If running yarGen on a personal system, update it first by running `python3 yarGen.py --update` to update the good-opcodes and good-strings DB's from the online repository.
python3 yarGen.py --update
To create a Yara rule for file2, run the following:
yarGen.py -m --excludegood -o file2.yar
finished yar file
* `-m` is the path to the files you want to generate rules for
* `--excludegood` force to exclude all goodware strings (*these are strings found in legitimate software and can increase false positives*)
* `-o` location & name you want to output the Yara rule
Best practice would be to examine the Yara rule and remove any strings possible of creating false positives. **Note**: Another tool created to assist with this is called [yarAnalyzer](https://github.com/Neo23x0/yarAnalyzer/).
***From within the root of the suspicious files directory, what command would you run to test Yara and your Yara rule against file 2?***
yara file2.yar file2/1ndex.php
After creating the new rule, copy the .yar file to the Yara signature base folder then proceed to run Loki:
python ../tools/Loki/loki.py -p file2
***Did Yara rule flag file 2? (Yay/Nay)***
yay
***Test the Yara rule with Loki, does it flag file 2? (Yay/Nay)***
yay
***What is the name of the variable for the string that it matched on?***
zepto
***Inspect the Yara rule, how many strings were generated?***
20
***One of the conditions to match on the Yara rule specifies file size. The file has to be less than what amount?***
700kb
### Valhalla
[Valhalla ](https://valhalla.nextron-systems.com/)is an online Yara feed hosted by [Nextron-Systems](https://www.nextron-systems.com/valhalla/). Valhalla boosts detection capbilities with thousands of hand-crafted Yara rules.

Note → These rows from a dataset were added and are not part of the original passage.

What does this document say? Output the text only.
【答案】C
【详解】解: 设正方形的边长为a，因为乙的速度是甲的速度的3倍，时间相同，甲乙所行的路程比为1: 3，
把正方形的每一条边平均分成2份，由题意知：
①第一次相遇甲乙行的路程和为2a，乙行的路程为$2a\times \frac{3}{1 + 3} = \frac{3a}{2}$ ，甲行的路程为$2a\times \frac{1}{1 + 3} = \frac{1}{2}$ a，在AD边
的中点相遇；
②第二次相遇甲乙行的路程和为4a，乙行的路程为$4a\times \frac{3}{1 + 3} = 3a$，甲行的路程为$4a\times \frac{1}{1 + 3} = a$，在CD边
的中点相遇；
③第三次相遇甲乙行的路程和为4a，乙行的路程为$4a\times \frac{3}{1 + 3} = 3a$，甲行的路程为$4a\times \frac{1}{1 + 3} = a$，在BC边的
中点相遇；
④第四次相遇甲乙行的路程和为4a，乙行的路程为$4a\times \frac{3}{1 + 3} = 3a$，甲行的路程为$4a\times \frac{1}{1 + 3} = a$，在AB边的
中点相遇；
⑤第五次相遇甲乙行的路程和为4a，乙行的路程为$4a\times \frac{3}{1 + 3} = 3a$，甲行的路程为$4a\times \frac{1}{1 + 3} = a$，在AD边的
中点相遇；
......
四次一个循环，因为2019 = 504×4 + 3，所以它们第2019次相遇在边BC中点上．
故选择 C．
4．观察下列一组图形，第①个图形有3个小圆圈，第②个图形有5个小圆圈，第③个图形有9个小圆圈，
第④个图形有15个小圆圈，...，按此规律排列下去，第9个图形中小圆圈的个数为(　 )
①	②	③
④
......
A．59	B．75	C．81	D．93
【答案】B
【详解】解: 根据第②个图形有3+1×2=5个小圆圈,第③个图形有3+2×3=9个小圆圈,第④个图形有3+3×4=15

Searches can be administered based on keyword, tag, ATT\&CK technique, sha256, or rule name.
***Enter the SHA256 hash of file 1 into Valhalla. Is this file attributed to an APT group? (Yay/Nay)***
file1
yay
***Do the same for file 2. What is the name of the first Yara rule to detect file 2?***
file2
Webshell_b374k_rule1
***Examine the information for file 2 from Virus Total (VT). The Yara Signature Match is from what scanner?***
THOR APT Scanner
***Enter the SHA256 hash of file 2 into Virus Total. Did every AV detect this as malicious? (Yay/Nay)***
Nay
***Besides .PHP, what other extension is recorded for this file?***
.exe
***What JavaScript library is used by file 2?***
zepto
***Is this Yara rule in the default Yara file Loki uses to detect these type of hack tools? (Yay/Nay)***
nay
The reason why file 2 was not detected is that the Yara rule was not in the Yara file used by Loki to detect the hack tool (web shell) even though its the hack tool has been around for years and has even been attributed to at least 1 nation-state. The Yara rule is present in the commercial variant of Loki, which is Thor.